For better or for worse, a culture is sustained by having a story that gives meaning to the existence and direction in which a people live and dream. A dream where everyone does his or her own thing is a dream of disintegration. It is kind of like people wanting to say there is no truth (a unifying belief) and then wanting others to believe their truth about this. If we aim at giving everyone their own truth, there is a built-in self-destruct for everyone to disregard what others think and to become insensitive and indulgent. One definition of hell is everyone serving himself or herself.

Webber proposes that we need to regain the Christian story, to sing, pray and enact God’s creative, nurturing, and restoring work in the world. Our stories find meaning within that narrative. We need to go to church for more than a fill at the gas pump. We need to find meaning in the context of God’s ongoing story. What story does your church tell -- its own, the story of individuals on a private spiritual journey, or the story of God’s Creation, Incarnation and Re-creation?
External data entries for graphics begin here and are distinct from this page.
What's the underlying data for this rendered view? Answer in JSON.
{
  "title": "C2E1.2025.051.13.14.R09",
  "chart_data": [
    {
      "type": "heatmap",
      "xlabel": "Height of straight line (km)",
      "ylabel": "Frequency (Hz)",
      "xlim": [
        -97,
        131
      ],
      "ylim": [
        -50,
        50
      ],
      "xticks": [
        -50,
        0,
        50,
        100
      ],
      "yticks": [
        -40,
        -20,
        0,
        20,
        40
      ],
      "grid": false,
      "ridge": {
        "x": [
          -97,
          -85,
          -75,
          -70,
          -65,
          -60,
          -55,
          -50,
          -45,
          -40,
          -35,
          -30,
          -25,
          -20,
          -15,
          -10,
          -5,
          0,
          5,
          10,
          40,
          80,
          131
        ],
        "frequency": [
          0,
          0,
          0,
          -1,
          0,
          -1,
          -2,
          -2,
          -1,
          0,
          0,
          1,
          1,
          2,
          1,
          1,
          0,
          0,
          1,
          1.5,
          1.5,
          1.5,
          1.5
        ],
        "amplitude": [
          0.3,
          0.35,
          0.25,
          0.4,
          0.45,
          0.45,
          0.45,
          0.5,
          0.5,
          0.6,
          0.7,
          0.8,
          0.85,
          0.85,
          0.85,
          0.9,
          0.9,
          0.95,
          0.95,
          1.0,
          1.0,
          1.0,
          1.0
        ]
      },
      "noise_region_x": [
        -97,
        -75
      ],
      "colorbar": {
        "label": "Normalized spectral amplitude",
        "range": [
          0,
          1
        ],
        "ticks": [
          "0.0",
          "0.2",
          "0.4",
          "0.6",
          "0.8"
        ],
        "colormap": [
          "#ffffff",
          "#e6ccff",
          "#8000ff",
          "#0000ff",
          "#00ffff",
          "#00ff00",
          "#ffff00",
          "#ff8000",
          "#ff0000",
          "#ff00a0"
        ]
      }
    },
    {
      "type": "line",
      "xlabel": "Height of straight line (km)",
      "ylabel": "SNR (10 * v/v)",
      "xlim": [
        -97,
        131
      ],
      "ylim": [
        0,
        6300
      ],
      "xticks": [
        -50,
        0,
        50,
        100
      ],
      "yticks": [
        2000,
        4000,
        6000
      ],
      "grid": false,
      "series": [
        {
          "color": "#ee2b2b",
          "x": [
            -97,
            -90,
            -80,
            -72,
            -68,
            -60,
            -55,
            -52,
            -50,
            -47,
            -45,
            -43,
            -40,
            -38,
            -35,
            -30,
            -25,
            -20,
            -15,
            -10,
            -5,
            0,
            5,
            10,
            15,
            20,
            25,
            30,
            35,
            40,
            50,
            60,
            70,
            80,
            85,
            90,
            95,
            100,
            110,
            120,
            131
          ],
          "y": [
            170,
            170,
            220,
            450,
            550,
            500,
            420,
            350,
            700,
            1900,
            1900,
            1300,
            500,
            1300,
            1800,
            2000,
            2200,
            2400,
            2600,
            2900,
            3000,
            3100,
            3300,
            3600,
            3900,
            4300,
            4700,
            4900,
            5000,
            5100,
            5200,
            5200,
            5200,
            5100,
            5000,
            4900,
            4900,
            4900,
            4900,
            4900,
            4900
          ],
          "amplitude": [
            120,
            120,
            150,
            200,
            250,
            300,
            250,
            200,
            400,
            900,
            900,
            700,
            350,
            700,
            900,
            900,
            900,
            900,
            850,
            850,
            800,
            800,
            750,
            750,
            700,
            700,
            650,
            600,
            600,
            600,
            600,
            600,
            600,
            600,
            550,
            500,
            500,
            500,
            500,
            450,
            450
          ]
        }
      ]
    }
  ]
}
What story do you live in?

Friday, May 28, 2010

reconciliation tears

Reconciliation themes in movies almost always leave me in tears. Last night I watched Mao’s Last Dancer, part of the Seattle International Film Festival line-up. It was the first time the festival used an Everett venue, meeting at the Everett Performing Arts Center, in a city blossoming with the arts. Mao’s Last Dancer was directed by Bruce Beresford, the director of Driving Miss Daisy. He was actually present for the showing and answered questions afterward, which was wonderful.

The film is based on the autobiography of a boy who was born in rural China, separated from his family at a young age, and who became one of the great ballet talents of our age. Growing up apart from his family, dealing with the culture clash of American life, and defecting to the West were compelling themes of struggle and survival. But the deeper themes for me were his reunion with parents after decades; the dance in the village square for his first teacher, who had been taken away; and finding identity as a person with many national loyalties.

I am currently reading Who Gets to Narrate the World, written by Robert Webber. Webber asserts that we are losing the Christian story in the ways we think about who we are, what gives life meaning, and what is our destiny. Watching Mao’s Last Dancer, I am convinced we need to watch, tell, and live stories of reconciliation within God’s big story in order to make visible the glory of the gospel that brings tears for the right reasons. What themes touch you deeply in movies?